La menace des empires
Entre enquête et regard lucide, les essais d’ailleurs saisissent la complexité du présent
Tandis que Donald Trump tonne contre une critique de sa présidence,
Fire and Fury, de Michael Wolff, publiée en anglais (Holt), des essais, cette fois écrits en français ou traduits dans notre langue, pourraient aussi faire des vagues.
L’enquête de la rentrée
Les hommes du Kremlin, dans le cercle
de Vladimir Poutine, succès de librairie du journaliste russe Mikhail Zygar (Cherche midi) constitue, à l’aide d’interviews comme dans l’enquête américaine de Wolff, une histoire critique du pouvoir.
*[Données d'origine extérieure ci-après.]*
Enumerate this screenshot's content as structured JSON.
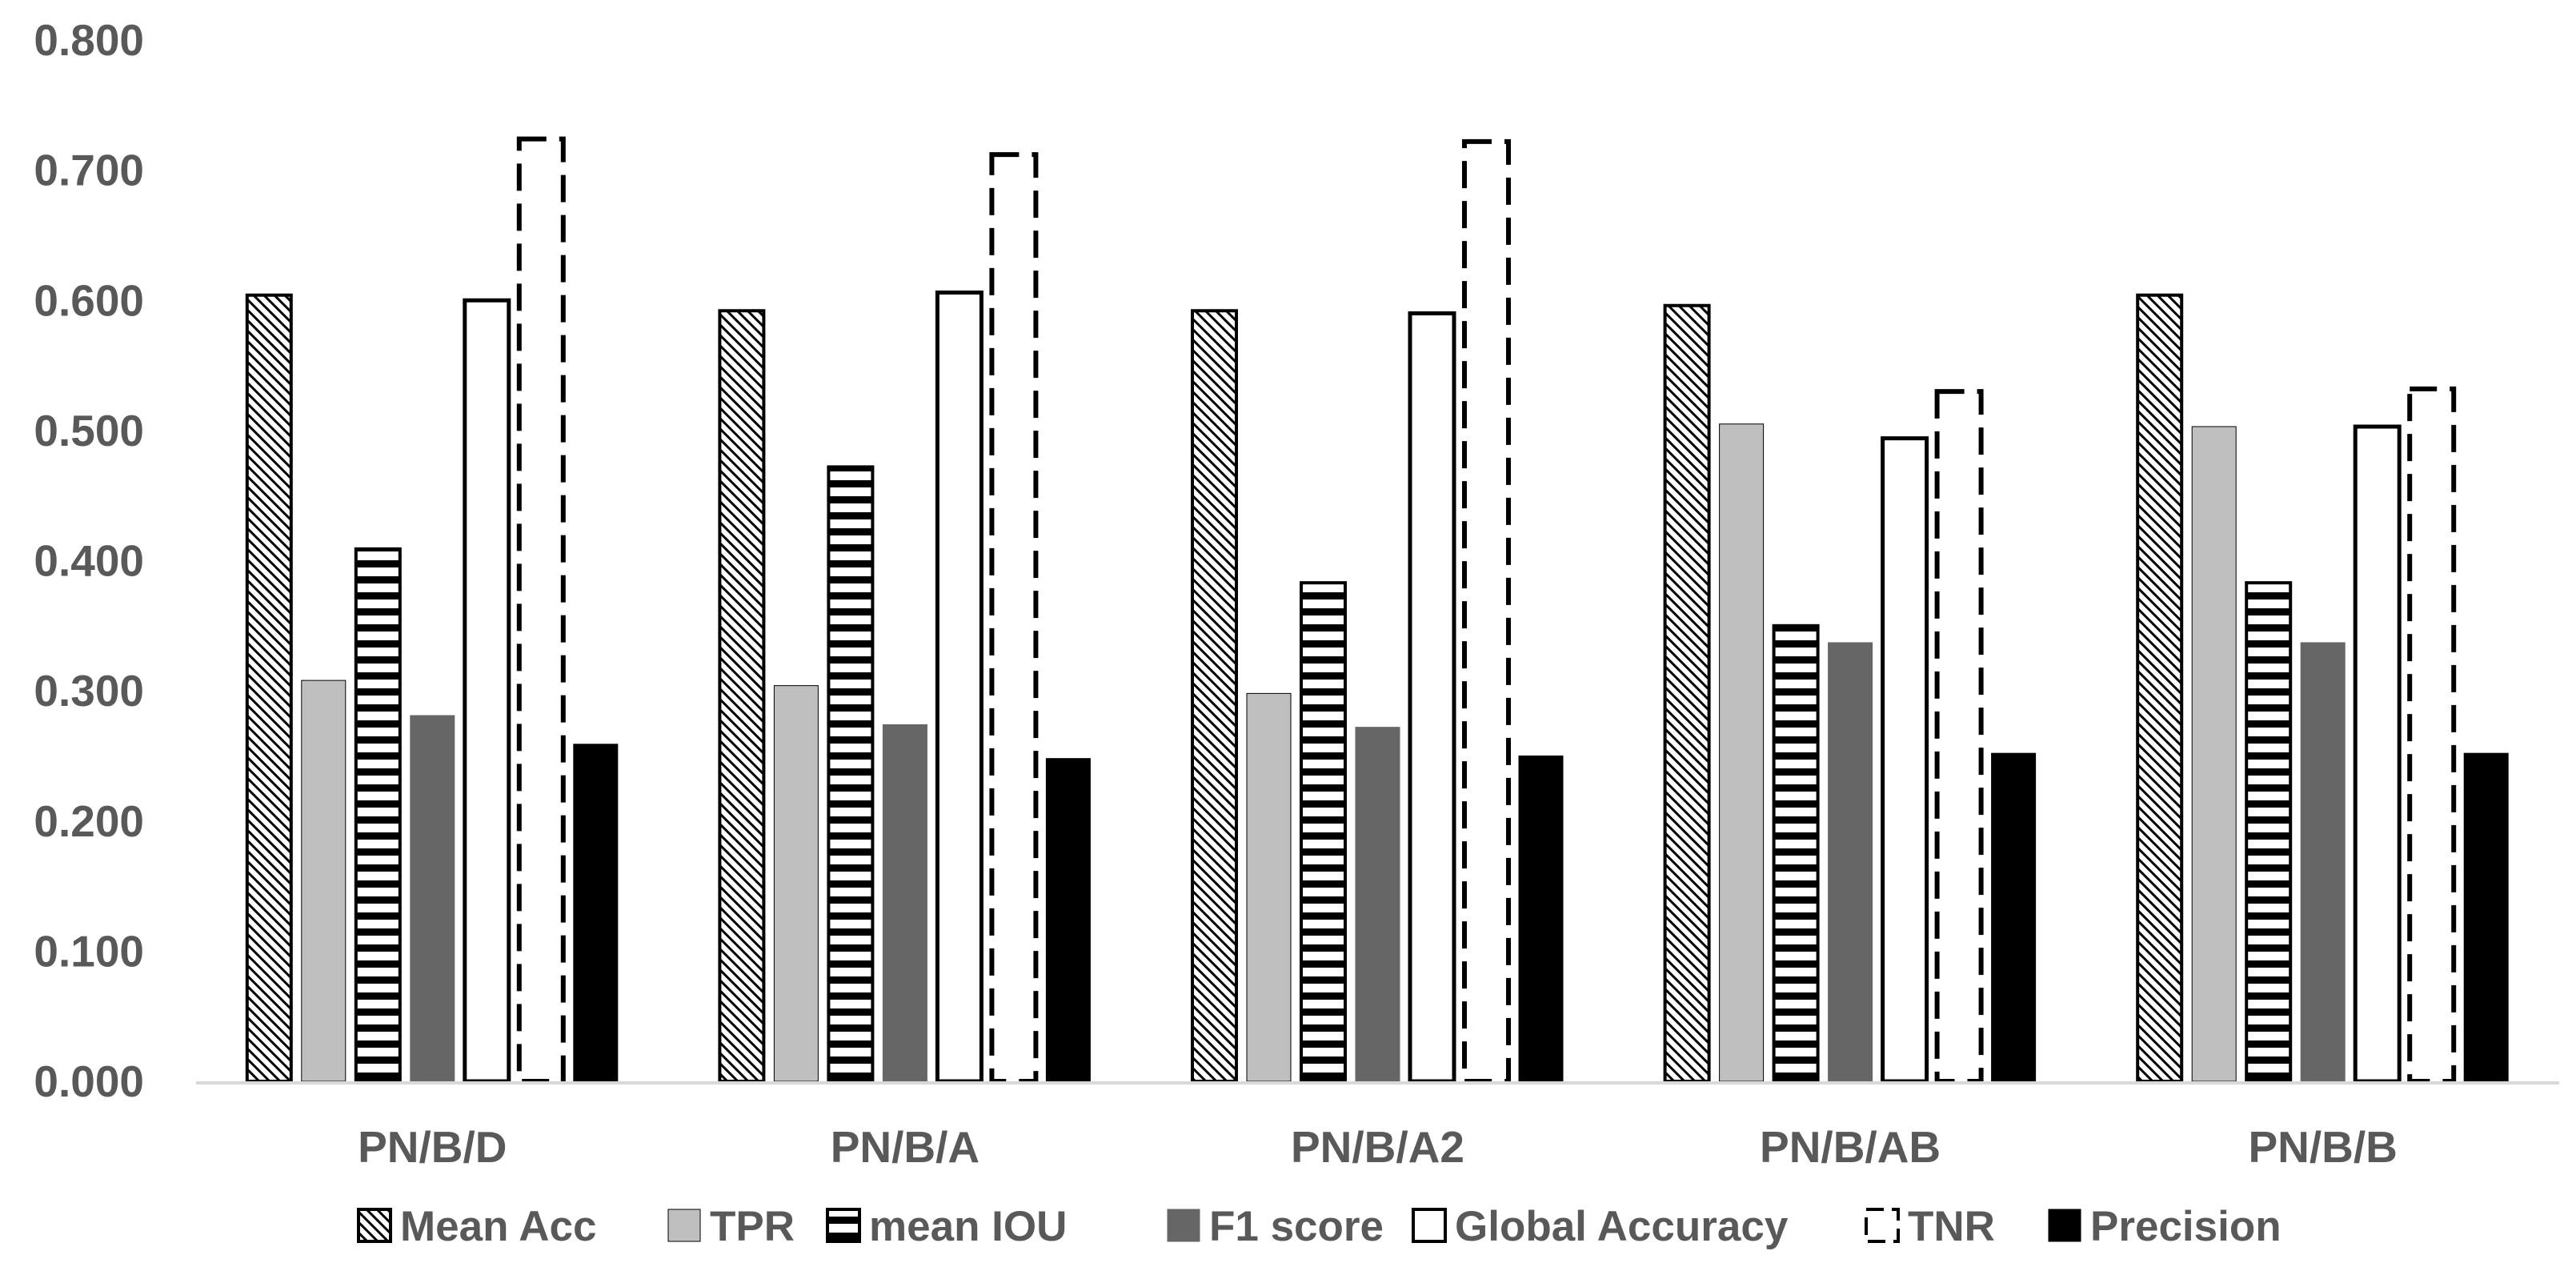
{
  "chart_data": {
    "type": "bar",
    "title": "",
    "xlabel": "",
    "ylabel": "",
    "ylim": [
      0,
      0.8
    ],
    "yticks": [
      "0.000",
      "0.100",
      "0.200",
      "0.300",
      "0.400",
      "0.500",
      "0.600",
      "0.700",
      "0.800"
    ],
    "grid": false,
    "legend_position": "bottom",
    "categories": [
      "PN/B/D",
      "PN/B/A",
      "PN/B/A2",
      "PN/B/AB",
      "PN/B/B"
    ],
    "series": [
      {
        "name": "Mean Acc",
        "pattern": "diagonal-hatch",
        "values": [
          0.604,
          0.592,
          0.592,
          0.596,
          0.604
        ]
      },
      {
        "name": "TPR",
        "pattern": "solid-light-gray",
        "values": [
          0.308,
          0.304,
          0.298,
          0.505,
          0.503
        ]
      },
      {
        "name": "mean IOU",
        "pattern": "horizontal-stripes",
        "values": [
          0.409,
          0.472,
          0.383,
          0.35,
          0.383
        ]
      },
      {
        "name": "F1 score",
        "pattern": "solid-dark-gray",
        "values": [
          0.281,
          0.274,
          0.272,
          0.337,
          0.337
        ]
      },
      {
        "name": "Global  Accuracy",
        "pattern": "outline",
        "values": [
          0.6,
          0.606,
          0.59,
          0.494,
          0.503
        ]
      },
      {
        "name": "TNR",
        "pattern": "dashed-outline",
        "values": [
          0.724,
          0.712,
          0.722,
          0.53,
          0.532
        ]
      },
      {
        "name": "Precision",
        "pattern": "solid-black",
        "values": [
          0.259,
          0.248,
          0.25,
          0.252,
          0.252
        ]
      }
    ],
    "colors": {
      "text": "#595959",
      "axis": "#d9d9d9",
      "light_gray": "#bfbfbf",
      "dark_gray": "#666666",
      "black": "#000000"
    }
  }
}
Très prisée par une compatriote de Zygar, Svetlana Alexievitch, Prix Nobel de littérature et adversaire de Poutine, l’édition originale aurait, selon l’opposition au régime, coûté à l’auteur son poste à la seule chaîne indépendante de télévision d’information de Russie.
Le regard lucide à surveiller
De son côté, Jean-Pierre Filiu, spécialiste français du monde arabo-musulman, dans son provocant Généraux,
gangsters et jihadistes (La Découverte), lève le voile sur une contre-révolution dans laquelle militaires, criminels et tenants de la guerre sainte s’amalgament pour effacer tout espoir démocratique issu du Printemps arabe de 2010-2012. Une analyse d’une crise du pouvoir dans une société encore plus déchirée que ne le sont celles des États-Unis et de la Russie.
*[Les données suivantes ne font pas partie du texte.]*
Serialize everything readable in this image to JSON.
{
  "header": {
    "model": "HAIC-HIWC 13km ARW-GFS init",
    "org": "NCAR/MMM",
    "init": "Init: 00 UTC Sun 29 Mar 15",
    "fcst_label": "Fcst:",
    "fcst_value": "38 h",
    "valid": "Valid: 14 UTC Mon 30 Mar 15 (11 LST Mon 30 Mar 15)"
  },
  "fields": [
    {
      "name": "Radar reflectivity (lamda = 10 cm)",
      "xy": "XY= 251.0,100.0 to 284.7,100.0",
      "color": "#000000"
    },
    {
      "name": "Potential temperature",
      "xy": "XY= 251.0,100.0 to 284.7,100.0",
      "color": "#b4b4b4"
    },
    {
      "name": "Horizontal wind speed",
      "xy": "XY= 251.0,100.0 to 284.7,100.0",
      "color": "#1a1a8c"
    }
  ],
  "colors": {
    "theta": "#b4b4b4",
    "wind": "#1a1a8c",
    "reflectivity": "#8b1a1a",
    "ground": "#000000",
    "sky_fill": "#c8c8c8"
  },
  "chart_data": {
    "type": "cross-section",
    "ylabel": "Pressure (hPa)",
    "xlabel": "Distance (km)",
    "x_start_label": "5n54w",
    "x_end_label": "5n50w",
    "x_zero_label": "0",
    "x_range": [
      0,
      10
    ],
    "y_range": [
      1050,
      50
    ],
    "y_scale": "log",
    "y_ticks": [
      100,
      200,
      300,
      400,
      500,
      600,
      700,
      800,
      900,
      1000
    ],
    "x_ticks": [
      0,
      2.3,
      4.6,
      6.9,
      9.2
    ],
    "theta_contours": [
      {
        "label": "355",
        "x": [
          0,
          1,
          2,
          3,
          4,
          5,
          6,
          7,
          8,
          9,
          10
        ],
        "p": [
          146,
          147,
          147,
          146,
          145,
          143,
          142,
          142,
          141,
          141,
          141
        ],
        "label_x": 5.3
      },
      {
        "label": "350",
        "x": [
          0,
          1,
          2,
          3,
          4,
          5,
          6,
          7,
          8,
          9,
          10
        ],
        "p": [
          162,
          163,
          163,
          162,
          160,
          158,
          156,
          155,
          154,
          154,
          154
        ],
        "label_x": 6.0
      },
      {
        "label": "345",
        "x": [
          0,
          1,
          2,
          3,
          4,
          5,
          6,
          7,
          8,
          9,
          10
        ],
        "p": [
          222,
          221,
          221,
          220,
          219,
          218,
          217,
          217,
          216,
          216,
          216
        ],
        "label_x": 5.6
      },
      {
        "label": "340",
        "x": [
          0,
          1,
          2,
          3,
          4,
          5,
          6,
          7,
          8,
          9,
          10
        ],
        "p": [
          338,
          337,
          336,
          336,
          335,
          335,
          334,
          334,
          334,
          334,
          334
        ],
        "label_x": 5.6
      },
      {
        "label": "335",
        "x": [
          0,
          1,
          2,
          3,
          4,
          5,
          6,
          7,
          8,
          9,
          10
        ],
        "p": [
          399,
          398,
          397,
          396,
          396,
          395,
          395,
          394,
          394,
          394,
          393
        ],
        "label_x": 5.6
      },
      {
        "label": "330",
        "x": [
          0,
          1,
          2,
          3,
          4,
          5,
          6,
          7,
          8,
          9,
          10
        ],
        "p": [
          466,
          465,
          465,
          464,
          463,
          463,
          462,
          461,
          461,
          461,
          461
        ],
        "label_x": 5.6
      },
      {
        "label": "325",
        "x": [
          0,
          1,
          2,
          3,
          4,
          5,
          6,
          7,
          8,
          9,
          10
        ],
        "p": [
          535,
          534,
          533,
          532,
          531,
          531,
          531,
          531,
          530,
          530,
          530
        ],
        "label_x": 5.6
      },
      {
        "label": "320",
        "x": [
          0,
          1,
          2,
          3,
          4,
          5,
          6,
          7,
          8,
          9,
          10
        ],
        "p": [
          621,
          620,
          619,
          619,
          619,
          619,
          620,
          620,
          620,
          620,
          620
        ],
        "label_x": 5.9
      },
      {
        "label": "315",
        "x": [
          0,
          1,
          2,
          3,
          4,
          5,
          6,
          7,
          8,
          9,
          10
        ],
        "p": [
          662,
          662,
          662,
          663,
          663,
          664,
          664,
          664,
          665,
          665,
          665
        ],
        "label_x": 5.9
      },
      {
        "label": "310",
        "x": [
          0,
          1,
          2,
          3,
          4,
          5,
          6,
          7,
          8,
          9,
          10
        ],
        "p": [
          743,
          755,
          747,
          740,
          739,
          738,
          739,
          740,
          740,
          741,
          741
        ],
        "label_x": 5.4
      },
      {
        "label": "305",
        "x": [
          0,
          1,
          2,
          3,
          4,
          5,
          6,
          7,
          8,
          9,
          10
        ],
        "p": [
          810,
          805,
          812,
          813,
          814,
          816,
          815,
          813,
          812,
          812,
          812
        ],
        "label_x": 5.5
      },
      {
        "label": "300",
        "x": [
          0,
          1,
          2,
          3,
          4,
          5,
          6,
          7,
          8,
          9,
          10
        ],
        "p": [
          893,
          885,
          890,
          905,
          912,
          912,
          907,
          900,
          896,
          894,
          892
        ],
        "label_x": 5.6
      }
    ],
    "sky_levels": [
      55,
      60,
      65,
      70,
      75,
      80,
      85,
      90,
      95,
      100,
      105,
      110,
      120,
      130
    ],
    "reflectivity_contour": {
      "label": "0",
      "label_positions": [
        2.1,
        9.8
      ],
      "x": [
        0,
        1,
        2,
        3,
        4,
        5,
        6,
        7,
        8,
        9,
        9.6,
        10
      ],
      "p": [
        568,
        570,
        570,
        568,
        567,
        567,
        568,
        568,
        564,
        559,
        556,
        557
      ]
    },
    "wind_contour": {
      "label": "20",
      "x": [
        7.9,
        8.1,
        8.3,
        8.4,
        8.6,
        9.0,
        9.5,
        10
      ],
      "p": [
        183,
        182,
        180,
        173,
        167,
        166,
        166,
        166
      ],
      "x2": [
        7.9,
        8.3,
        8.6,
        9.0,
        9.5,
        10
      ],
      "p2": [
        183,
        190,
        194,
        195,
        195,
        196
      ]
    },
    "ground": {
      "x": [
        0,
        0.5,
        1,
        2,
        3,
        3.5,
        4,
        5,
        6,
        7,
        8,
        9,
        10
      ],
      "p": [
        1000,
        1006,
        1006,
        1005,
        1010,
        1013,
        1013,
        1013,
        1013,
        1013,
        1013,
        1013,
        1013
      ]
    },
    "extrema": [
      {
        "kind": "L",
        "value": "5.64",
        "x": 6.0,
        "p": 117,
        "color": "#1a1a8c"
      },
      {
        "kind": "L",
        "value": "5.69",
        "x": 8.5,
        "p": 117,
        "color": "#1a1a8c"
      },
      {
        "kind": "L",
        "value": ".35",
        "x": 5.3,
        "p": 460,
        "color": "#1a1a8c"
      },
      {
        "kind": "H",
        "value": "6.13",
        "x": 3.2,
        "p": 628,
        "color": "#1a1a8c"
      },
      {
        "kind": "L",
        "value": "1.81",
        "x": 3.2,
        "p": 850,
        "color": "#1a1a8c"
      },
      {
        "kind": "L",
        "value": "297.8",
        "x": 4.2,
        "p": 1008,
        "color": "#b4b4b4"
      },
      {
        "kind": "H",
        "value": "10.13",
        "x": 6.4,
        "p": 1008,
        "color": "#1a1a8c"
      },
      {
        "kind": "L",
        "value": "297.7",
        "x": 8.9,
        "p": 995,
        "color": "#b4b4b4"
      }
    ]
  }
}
La biographie du début d’année
Quant à Jürgen Habermas. Une biographie, du sociologue allemand Stefan Müller-Doohm (Gallimard), il met en parallèle la pensée et les interventions du plus célèbre des philosophes allemands vivants. Il traite notamment du patriotisme constitutionnel défendu par Habermas pour construire une Europe ouverte aux minorités musulmanes en son sein. Ce principe s’oppose aux relents de nationalisme et de populisme, honteux retours en arrière.
Le mot de l’année
Pour lutter contre le gel de la pensée qui menace les quatre coins du monde, il ne faut pas craindre le mot clé de l’avenir de l’humanité: changement. Voilà ce que suppose Thomas C. Durand, écrivain français et docteur en physiologie végétale, dans L’ironie de
l’évolution (Seuil) en soutenant que les idées reçues «sont nos ennemis les plus redoutables ». Selon Durand, c’est la très lente histoire du cerveau humain qui explique la difficulté d’accepter la théorie de l’évolution.
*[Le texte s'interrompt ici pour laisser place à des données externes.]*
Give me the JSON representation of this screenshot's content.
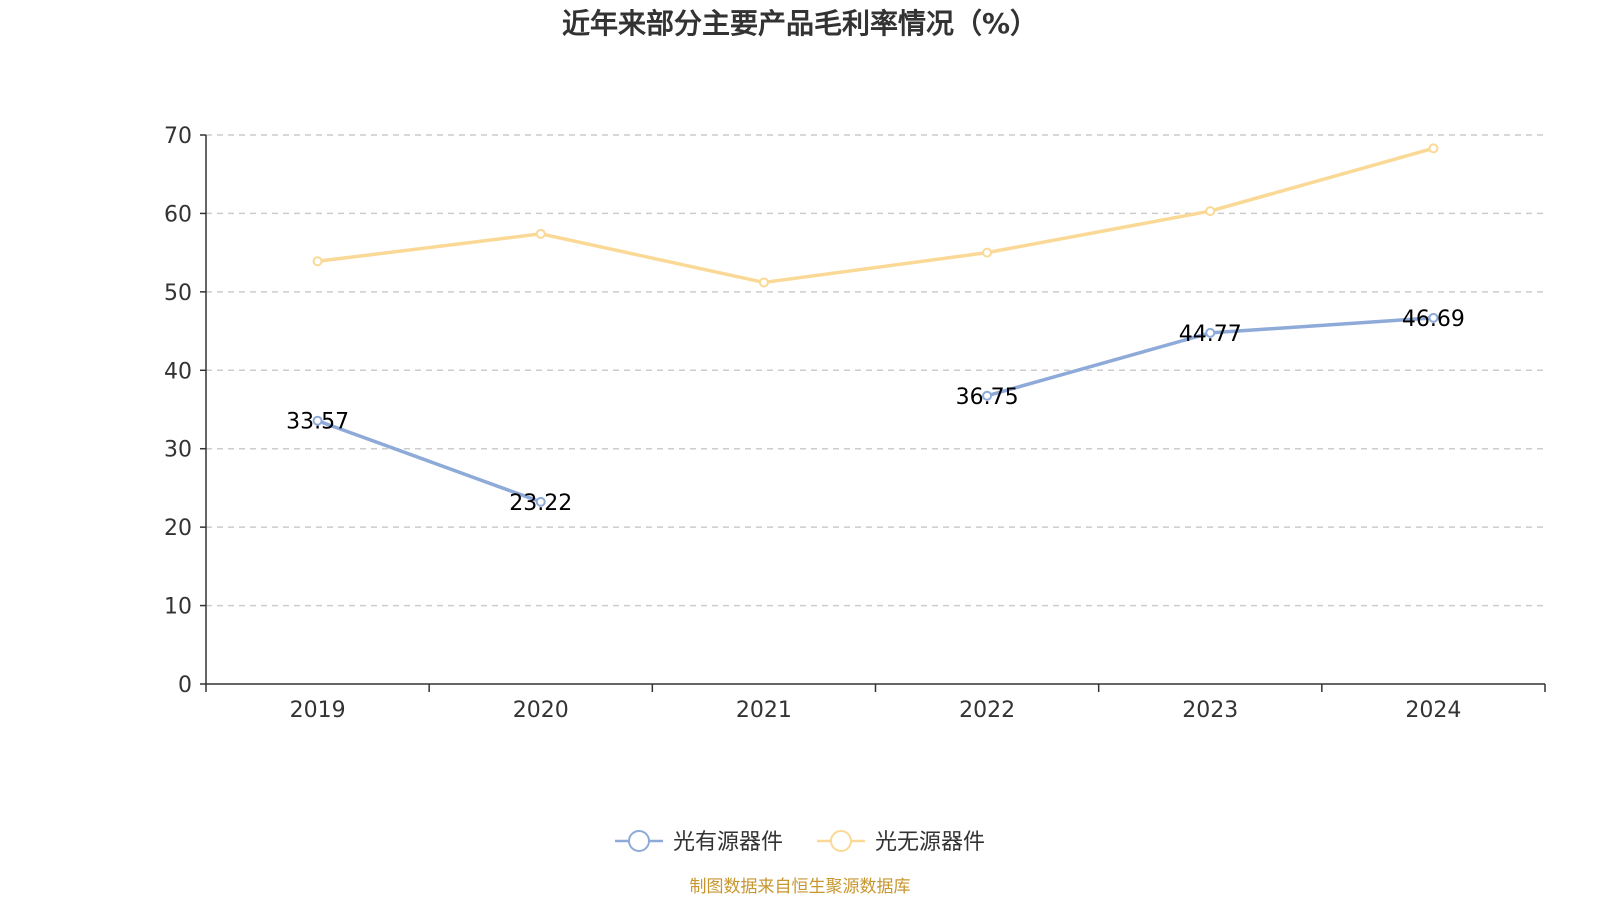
{
  "chart_data": {
    "type": "line",
    "title": "近年来部分主要产品毛利率情况（%）",
    "categories": [
      "2019",
      "2020",
      "2021",
      "2022",
      "2023",
      "2024"
    ],
    "ylim": [
      0,
      70
    ],
    "yticks": [
      0,
      10,
      20,
      30,
      40,
      50,
      60,
      70
    ],
    "grid": true,
    "legend_position": "bottom-center",
    "series": [
      {
        "name": "光有源器件",
        "color": "#8eaad8",
        "values": [
          33.57,
          23.22,
          null,
          36.75,
          44.77,
          46.69
        ],
        "labels": [
          "33.57",
          "23.22",
          "",
          "36.75",
          "44.77",
          "46.69"
        ]
      },
      {
        "name": "光无源器件",
        "color": "#fad996",
        "values": [
          53.9,
          57.4,
          51.2,
          55.0,
          60.3,
          68.3
        ],
        "labels": [
          "",
          "",
          "",
          "",
          "",
          ""
        ]
      }
    ]
  },
  "source_note": "制图数据来自恒生聚源数据库"
}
L’objet atypique de la rentrée
Français lui aussi, Ivan Jablonka, historien en plus d’être écrivain, montre, en publiant En campingcar (Seuil), autoportrait axé sur les vacances et l’enfance, que l’on peut concilier sciences sociales et création littéraire. Par ses origines, le petit-fils de Juifs polonais exterminés à Auschwitz évoque, de Washington à Moscou, en passant par le monde arabe et la percée en Europe de nationalismes très xénophobes, les dangers que présenteraient les empires plus ou moins assumés, parfois tout simplement rêvés.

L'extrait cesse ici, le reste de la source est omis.